Compared to many other countries, the United States has an incredible medical system that can connect people with serious injuries or illnesses with life-saving treatments. Medical conditions or injuries that would be fatal in another country can be curable or at least treatable for people living in the United States.
Quite a few people want to enter the United States because of better access to quality medical care for themselves or a member of their family. In cases where an individual has a potentially life-threatening condition, the need for modern medical care could play a role in their immigration process. Immigration can take years, depending on the kind of visa someone seeks and their life circumstances.
A person with a severe medical condition may not have years to wait for the United States Citizenship and Immigration Services (USCIS) to make a determination about their immigration application. Thankfully, there are certain immigration waivers that applicants can request that can expedite their process of entering the United States.
What are immigration waivers?
If the USCIS has already decided that someone is inadmissible to the United State or that they don’t qualify for a Green Card, that person could face deportation if they are in the country or won’t be able to enter if they haven’t already.
Extreme hardship waivers are waivers requested by applicants who would experience extreme hardship above and beyond the standard complications most people would experience with a denied immigration request or a deportation.
Can the applicant secure the care they need in their home country?
Depending on the nation of origin for the applicant, it may be immediately obvious that the medical care and facilities they require simply won’t be readily available. In some cases, such as when a U.S. citizen marries a non-citizen, the medical condition of a U.S. citizen that would worsen in the country of their spouse could also provide grounds for requesting a hardship waiver related to medical need.
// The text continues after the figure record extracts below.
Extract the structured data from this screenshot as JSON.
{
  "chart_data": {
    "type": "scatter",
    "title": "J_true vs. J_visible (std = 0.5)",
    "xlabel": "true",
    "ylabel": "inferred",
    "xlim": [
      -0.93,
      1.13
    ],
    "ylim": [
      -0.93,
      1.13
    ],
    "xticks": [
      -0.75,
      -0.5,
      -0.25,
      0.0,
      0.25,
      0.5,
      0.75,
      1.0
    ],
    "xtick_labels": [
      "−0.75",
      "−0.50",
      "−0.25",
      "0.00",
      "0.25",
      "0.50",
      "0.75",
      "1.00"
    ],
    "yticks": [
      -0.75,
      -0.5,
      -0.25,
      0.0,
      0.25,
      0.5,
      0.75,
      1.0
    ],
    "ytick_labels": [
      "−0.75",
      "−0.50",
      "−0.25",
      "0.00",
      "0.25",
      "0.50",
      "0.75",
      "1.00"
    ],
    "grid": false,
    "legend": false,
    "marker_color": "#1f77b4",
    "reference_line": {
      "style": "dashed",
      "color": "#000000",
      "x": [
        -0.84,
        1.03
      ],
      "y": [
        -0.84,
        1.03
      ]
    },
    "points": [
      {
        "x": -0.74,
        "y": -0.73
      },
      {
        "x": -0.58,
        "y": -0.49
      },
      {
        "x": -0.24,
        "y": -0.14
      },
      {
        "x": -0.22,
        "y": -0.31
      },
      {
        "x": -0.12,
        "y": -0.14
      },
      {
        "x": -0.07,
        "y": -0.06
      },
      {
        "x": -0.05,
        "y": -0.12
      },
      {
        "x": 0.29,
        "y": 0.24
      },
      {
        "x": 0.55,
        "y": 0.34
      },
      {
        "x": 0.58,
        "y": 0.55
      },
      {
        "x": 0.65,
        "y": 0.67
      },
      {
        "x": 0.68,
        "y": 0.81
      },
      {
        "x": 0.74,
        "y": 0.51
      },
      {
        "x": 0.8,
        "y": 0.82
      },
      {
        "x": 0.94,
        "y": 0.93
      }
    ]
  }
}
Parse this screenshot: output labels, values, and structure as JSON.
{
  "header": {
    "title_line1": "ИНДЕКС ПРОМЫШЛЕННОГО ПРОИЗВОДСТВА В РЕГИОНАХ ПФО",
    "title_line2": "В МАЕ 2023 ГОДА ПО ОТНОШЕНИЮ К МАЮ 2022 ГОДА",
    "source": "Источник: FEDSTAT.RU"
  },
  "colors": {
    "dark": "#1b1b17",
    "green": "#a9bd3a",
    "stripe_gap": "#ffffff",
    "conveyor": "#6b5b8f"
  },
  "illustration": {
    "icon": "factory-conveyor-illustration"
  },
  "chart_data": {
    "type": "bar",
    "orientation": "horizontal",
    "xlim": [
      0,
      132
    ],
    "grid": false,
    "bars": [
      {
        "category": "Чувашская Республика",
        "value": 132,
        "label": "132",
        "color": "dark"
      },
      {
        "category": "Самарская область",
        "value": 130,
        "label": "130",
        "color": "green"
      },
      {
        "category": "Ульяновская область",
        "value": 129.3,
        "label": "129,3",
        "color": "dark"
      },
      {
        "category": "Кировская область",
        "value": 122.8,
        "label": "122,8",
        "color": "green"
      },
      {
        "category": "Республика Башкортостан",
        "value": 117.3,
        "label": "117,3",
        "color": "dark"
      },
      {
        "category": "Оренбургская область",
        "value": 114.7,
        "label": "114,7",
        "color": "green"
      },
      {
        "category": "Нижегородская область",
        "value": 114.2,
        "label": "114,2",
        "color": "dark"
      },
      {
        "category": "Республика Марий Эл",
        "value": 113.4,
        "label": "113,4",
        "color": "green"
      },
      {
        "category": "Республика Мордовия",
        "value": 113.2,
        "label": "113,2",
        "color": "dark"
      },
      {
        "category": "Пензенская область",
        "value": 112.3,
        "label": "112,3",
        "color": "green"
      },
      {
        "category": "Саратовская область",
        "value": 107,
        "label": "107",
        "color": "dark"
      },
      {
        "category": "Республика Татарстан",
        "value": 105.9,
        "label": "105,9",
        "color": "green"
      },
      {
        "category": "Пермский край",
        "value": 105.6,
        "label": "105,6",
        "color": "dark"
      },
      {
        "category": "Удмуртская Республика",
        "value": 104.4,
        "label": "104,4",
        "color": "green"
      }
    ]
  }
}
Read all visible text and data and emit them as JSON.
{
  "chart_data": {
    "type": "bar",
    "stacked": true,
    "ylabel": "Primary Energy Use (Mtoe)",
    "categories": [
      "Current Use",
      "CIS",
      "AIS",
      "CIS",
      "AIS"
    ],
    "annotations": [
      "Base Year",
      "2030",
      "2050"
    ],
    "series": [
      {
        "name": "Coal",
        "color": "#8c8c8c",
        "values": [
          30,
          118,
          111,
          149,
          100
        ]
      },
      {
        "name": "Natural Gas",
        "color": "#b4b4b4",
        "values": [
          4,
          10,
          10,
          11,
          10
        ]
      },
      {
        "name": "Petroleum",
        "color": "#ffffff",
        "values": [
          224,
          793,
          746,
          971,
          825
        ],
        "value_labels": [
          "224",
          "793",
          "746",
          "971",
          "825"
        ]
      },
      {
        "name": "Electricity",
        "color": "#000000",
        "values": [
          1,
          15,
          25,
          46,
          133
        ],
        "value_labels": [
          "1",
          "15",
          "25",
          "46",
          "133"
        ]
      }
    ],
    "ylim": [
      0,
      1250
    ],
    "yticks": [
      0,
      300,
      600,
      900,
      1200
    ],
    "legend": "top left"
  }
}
Provided that the medical condition is debilitating, progressive or potentially fatal and that there is clear evidence that they will not receive the standard of care they require in the other country, the courts may consider allowing an extreme hardship waiver for someone who otherwise would not be able to enter or stay in the United States.
These requests receive a careful review on an individual basis, and the judge involved has significant discretion in how they handle the case. Anyone hoping to secure a waiver will likely need help doing so.